Recently, Google researchers have said there are many security holes in Apple Safari web browser that allow hackers to track users’ browsing behavior. Interestingly, it can be done via a tool that had been designed to protect users’ privacy.
The flaws found in an anti-tracking tool are known as Intelligent Tracking Prevention. In fact, Google reportedly disclosed these flaws to Apple last August. Last December, Apple vaguely disclosed the security breach in a blog post and thanked Google.
The research team has identified five types of attacks that can occur due to vulnerabilities. According to reports, the vulnerabilities may allow third parties to obtain “sensitive private information about the user’s browsing habits”.
You would not expect privacy-enhancing technologies to introduce privacy risks,” said Lukasz Olejnik, an independent security researcher who has seen the paper. “If exploited or used, [these vulnerabilities] would allow unsanctioned and uncontrollable user tracking.
“While today such privacy vulnerabilities are very rare, issues in mechanisms designed to improve privacy are unexpected and highly counter-intuitive.”
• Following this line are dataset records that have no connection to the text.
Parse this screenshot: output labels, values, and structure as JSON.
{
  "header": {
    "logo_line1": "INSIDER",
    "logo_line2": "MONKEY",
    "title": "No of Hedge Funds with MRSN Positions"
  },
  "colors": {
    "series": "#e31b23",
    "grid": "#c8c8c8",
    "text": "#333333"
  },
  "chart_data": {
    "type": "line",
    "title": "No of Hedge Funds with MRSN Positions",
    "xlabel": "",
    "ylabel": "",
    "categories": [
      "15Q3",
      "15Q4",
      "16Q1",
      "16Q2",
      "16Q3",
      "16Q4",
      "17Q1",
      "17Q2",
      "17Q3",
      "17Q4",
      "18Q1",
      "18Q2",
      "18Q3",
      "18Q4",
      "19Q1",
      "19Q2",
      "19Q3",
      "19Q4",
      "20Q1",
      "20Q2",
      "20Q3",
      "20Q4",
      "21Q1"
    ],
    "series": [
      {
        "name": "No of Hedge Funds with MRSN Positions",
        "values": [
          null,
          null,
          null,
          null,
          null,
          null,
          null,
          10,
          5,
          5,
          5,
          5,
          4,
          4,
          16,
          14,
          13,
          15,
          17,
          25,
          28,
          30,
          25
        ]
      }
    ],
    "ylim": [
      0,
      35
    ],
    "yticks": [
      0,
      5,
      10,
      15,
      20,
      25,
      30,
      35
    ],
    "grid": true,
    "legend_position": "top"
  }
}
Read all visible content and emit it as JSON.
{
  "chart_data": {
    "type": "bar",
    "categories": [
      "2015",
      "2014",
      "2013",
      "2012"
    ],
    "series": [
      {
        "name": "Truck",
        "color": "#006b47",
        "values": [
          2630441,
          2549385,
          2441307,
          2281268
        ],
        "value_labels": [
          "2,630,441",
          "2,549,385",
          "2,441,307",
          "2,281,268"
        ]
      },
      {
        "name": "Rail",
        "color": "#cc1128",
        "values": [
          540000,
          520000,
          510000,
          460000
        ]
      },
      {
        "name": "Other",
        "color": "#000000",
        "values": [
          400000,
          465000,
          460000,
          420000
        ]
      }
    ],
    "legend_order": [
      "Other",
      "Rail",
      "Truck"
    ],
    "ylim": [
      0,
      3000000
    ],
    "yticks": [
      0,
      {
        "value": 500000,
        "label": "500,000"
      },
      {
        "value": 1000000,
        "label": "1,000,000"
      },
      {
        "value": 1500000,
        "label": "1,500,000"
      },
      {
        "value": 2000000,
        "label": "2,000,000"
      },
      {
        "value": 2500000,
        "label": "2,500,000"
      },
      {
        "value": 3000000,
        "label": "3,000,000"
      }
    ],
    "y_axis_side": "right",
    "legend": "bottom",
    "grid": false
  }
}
The Cupertino-based company rolled out Intelligent Tracking Prevention in 2017. It came with a specific aim of protecting Safari browser users from being tracked around the web by advertisers’ and other third-parties’ cookies.
That time, it was warmly welcomed by privacy advocates as a pioneering privacy-enhancing technology for web browsers. But it also forced competitors (Google as well) to augment their own tracking controls.
Anyway, Google researchers also identified a flaw that allowed hackers to “create a persistent fingerprint that will follow the user around the web”. Others were able to reveal what individual users were searching for on search engine pages.
Apple confirmed it fixed the bugs reported by Google last year.